Kinetic isotope effects during reduction of Fe(III) to Fe(II): large normal and inverse isotope effects for abiotic reduction and smaller fractionations by phytoplankton in culture

Abstract

Iron stable isotopes (δ56Fe) are a useful tool for studying Earth processes, many of which involve redox transformations between Fe(III) and Fe(II). Here, we present two related experimental efforts, a study of the kinetic isotope effects (KIEs) associated with the reduction of Fe(III)-ethylenediaminetetraacetic acid (EDTA) to Fe(II), and measurements of the biological fractionation of Fe isotopes by phytoplankton in culture. Reductants tested were ascorbate, hydroxylamine, Mn(II), dithionite, and photoreduction at pH between 5 and 9 and temperatures from 0 to 100°C. Isotope fractionations were very large, and included both normal and inverse KIEs, ranging from −4‰ to +5‰. Experiments were reproducible, yielding similar results for triplicate experiments run concurrently and for experiments run weeks apart. However, fractionations were not predictable, without a clear relationship to reaction rate, temperature, pH, or the reductant used. Acquisition of Fe by eukaryotic phytoplankton also often involves the reduction of Fe(III) to Fe(II).
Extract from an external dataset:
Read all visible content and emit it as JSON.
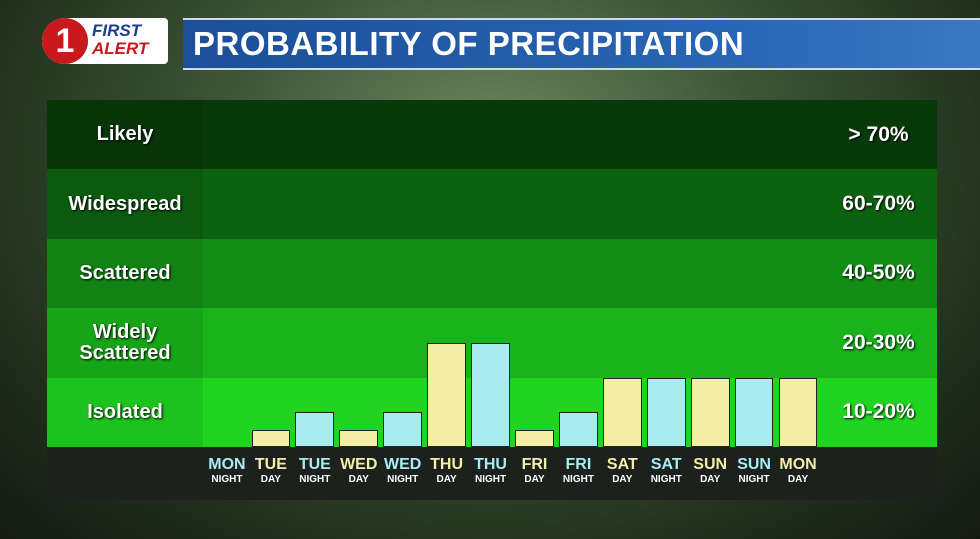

Several species of diatoms and a coccolithophore were tested for Fe isotope fractionation in culture using EDTA, NTA, and DFB as Fe(III) chelating ligands, yielding fractionations from −1.3‰ to +0.6‰. Biological isotope effects were also unpredictable, showing no clear relationship to species, growth rate, or Fe concentration. Variability in Fe isotope fractionation observed in culture may be explained in part by the sensitivity of KIEs. This work has implications for the industrial purification of isotopes, interpretation of natural δ56Fe, and the use of Fe isotopes as a tracer Fe source and biological processes in the ocean and other natural systems.